Facciamo un esempio figurato. Immaginiamo un’automobile che per viaggiare a condizioni ottimali deve mantenere una velocità costante di 100 km/h. Questa è la nostra economia. Se la macchina per una ragione, ad esempio una salita, dovesse rallentare (periodo recessione) sarà necessario dare più gas (politica monetaria espansiva) per far mantenere costante la velocità. Al contrario se ci si dovesse trovare in discesa (periodo di eccessiva espansione economica) per evitare che l’automobile vada molto più veloce dei 100 km/h (punto di equilibrio) occorre ridurre il gas e forse premere leggermente il freno. Fatto questo esempio molto semplice e rapportandolo a quanto è accaduto in tutti questi anni in Italia in periodi di recessione a cui invece di “accelerare” si è poggiato il piede sul freno si capisce bene che qualcosa non torna. O meglio, non torna per i i cittadini ma torna sicuramente per i grandi manovratori della finanza europea e internazionale (leggi USA) che fanno affari soprattutto in periodi di recessione ad esempio comprando titoli svalutati a poco prezzo per poi rivenderli ad un prezzo più alto quando si deciderà che l’economia dovrà avere una ripresa. Questo singolo esempio, ma ve ne sono altri mille, si chiama speculazione. Questa famosa parola che sentiamo senza renderci conto di cosa sia effettivamente ma che ingrassa il patrimonio dei pochi eletti facenti parte di club o ghota in circolazione nel “vecchio continente”. Ora detto questo la domanda è: quanto potrà importare “all’Europa” della difficoltà che gli italiani stanno vivendo in questo momento? Nulla! O meglio, nulla relativamente alla condizione degli italiani, ma molto dal punto di vista speculativo. La borsa di Milano ieri ha perso oltre il 16% il che significa che molti titoli sono andati giù nelle valutazioni e indovinate da chi sono stati acquistati in attesa di un rialzo del loro valore? La risposta è semplice e questa volta la lascio a voi.

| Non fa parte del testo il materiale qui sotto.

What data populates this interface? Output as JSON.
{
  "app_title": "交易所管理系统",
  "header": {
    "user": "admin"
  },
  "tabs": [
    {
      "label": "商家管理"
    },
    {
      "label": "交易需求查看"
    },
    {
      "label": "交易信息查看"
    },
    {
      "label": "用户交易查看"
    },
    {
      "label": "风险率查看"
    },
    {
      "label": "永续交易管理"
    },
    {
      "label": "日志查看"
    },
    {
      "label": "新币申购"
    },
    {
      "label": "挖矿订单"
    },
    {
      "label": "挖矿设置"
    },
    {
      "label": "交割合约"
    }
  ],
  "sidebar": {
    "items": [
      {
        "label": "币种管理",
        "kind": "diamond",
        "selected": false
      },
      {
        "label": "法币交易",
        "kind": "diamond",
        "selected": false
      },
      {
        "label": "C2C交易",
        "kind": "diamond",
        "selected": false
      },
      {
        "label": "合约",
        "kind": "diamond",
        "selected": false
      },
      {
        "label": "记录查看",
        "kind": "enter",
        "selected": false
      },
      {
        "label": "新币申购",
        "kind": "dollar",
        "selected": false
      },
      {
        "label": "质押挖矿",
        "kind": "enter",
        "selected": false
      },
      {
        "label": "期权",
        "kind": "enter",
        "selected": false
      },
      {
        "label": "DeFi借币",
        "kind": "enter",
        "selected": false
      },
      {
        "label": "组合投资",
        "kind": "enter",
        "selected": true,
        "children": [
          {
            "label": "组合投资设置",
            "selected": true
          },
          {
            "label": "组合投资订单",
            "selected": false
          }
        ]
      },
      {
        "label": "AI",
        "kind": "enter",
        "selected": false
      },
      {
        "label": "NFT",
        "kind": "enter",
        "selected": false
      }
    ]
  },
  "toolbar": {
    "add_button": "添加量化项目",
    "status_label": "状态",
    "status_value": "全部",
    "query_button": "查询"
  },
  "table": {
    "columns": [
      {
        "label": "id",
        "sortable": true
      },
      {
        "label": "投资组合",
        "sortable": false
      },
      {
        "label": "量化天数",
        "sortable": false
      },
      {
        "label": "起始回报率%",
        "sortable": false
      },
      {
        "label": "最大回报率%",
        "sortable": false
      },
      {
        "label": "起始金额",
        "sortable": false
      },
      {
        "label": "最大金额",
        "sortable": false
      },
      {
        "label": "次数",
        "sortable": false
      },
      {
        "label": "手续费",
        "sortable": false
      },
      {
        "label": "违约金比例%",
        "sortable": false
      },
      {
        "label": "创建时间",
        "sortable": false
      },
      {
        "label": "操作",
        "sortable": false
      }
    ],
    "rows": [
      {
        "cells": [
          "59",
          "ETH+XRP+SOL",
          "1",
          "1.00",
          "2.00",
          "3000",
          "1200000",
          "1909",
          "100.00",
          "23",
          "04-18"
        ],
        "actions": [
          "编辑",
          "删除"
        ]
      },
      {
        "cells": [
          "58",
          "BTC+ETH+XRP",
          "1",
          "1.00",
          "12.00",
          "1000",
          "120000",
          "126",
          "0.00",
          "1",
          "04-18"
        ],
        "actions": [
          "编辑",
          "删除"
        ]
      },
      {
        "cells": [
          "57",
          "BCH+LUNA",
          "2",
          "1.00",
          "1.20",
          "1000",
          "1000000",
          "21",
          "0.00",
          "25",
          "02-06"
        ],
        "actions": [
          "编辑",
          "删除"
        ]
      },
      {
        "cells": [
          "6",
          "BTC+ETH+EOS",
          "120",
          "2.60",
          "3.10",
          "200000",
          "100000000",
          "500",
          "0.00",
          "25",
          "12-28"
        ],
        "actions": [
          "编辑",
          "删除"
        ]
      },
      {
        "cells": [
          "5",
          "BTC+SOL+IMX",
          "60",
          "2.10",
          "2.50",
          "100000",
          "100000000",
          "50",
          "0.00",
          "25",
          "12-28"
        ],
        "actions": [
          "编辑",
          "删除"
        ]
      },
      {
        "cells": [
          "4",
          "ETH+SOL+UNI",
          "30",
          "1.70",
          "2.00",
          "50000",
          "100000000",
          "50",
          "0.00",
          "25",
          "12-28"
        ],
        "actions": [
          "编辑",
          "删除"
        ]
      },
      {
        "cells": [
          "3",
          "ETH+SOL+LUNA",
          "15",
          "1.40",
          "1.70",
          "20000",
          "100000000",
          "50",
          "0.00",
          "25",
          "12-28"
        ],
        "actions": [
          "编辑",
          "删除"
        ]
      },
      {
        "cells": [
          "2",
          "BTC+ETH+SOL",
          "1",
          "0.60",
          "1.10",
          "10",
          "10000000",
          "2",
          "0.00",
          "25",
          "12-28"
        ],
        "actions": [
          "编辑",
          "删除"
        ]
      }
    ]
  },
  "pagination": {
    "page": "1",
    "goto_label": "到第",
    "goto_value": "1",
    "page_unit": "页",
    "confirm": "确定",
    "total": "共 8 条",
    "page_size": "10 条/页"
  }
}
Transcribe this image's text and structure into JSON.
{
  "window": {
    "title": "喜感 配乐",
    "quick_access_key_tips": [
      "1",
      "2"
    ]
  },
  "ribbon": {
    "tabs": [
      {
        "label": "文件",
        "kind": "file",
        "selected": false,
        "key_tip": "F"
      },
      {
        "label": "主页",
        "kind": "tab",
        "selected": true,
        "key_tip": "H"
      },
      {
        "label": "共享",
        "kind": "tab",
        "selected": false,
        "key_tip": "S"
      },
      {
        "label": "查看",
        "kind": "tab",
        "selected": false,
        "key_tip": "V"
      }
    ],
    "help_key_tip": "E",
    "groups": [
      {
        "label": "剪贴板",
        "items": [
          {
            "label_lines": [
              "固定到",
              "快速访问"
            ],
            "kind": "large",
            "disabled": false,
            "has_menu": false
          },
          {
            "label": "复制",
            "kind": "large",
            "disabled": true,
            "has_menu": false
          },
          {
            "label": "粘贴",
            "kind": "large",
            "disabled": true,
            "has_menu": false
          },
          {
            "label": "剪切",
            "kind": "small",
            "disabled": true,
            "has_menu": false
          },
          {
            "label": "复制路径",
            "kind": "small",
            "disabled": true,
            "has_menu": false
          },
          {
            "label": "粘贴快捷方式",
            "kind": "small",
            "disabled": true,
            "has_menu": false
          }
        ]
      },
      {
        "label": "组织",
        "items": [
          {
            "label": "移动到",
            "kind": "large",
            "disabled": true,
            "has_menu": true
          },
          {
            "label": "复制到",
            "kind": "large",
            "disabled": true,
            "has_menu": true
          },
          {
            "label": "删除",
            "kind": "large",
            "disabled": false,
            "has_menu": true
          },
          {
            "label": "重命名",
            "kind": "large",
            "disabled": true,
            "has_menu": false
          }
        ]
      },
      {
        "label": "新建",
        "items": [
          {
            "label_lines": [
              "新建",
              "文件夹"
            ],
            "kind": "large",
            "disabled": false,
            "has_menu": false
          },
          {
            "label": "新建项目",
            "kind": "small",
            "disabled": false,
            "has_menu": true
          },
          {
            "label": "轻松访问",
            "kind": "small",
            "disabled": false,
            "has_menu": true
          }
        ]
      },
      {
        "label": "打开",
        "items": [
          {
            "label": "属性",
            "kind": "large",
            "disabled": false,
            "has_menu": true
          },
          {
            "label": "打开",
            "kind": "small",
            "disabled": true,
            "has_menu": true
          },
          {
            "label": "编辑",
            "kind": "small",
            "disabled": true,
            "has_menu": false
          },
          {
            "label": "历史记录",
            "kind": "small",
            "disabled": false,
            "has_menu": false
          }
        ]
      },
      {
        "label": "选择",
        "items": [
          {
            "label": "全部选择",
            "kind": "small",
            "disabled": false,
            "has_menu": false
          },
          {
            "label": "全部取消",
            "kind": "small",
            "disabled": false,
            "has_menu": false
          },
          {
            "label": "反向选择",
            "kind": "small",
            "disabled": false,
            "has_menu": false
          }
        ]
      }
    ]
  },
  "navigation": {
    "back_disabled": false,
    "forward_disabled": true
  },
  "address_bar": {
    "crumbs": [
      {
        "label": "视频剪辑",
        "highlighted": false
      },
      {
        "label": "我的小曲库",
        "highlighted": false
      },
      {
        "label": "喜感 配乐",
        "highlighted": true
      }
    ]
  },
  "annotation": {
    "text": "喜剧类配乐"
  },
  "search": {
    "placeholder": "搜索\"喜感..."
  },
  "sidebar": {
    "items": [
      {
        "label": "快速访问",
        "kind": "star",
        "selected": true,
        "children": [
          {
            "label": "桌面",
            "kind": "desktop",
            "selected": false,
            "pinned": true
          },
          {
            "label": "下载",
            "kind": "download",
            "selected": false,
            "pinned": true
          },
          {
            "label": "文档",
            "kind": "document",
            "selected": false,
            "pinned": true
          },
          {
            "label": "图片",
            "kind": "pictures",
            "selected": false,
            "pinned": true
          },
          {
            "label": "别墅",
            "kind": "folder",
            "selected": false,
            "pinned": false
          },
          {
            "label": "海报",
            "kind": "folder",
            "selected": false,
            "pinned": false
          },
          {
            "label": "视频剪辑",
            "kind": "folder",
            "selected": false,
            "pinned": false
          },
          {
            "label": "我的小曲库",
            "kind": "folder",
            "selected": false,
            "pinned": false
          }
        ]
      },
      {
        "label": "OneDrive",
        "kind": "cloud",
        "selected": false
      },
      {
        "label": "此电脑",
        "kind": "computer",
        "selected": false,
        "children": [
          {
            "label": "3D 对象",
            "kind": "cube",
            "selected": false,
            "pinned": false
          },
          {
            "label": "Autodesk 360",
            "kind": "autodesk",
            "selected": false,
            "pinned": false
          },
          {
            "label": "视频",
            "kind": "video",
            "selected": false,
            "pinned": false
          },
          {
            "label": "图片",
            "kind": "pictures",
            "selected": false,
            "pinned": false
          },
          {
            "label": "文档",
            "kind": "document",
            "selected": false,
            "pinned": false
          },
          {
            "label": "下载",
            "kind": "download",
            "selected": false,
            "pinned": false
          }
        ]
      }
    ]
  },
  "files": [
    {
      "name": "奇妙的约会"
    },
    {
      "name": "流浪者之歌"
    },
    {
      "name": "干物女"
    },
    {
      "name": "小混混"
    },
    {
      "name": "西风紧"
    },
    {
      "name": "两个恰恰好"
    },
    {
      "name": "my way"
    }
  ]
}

Ma andiamo al presidente della repubblica, Sergio Mattarella che queste cose le conosce benissimo. Il capo dello stato ieri non ha potuto fare a meno di strigliare l’UE. Va bene utilizzare l’Italia come un supermarket ma questa volta c’è di mezzo la salute degli italiani. Ecco le sue dichiarazioni: “L’Italia sta attraversando una condizione difficile e la sua esperienza di contrasto alla diffusione del coronavirus sarà probabilmente utile per tutti i Paesi dell’Unione Europea. Si attende quindi, a buon diritto, quanto meno nel comune interesse, iniziative di solidarietà e non mosse che possono ostacolarne l’azione“. In parole povere il capo dello stato ha voluto dire: “cara Europa, o meglio, cari pochi signori che giornate l’Europa, finora vi abbiamo fatto fare quello che avete voluto, ma adesso cercate almeno si salvare le apparenze e veniteci in soccorso. Almeno questo ce lo dovete”. Invece, gli aiuti arrivano dalla Cina. Arrivano supporti tecnici e medici esperti. Arrivano per quel famoso trattato Italia/Cina, ad ampio spettro denominato le vie della Seta. Cosa occorre dire a tal proposito? Che i cinesi per lo meno rispettano i patti e “l’amicizia con l’Italia” e questo fa paura non solo agli Usa (vedi esercitazione Defender Europe 20) ma anche all’UE perché quando tutto questa emergenza sarà finita (speriamo al più presto) gli italiani potrebbero avere un attimo di risveglio e pensare che forse stare in Europa non conviene affatto. Forse, come da più tempo sostiene qualcuno, finirebbero le “lacrime e sangue” e forse davvero l’Italia svincolata dall’UE sarebbe la quarta potenza economica mondiale. Forse una meditazione andrebbe fatta.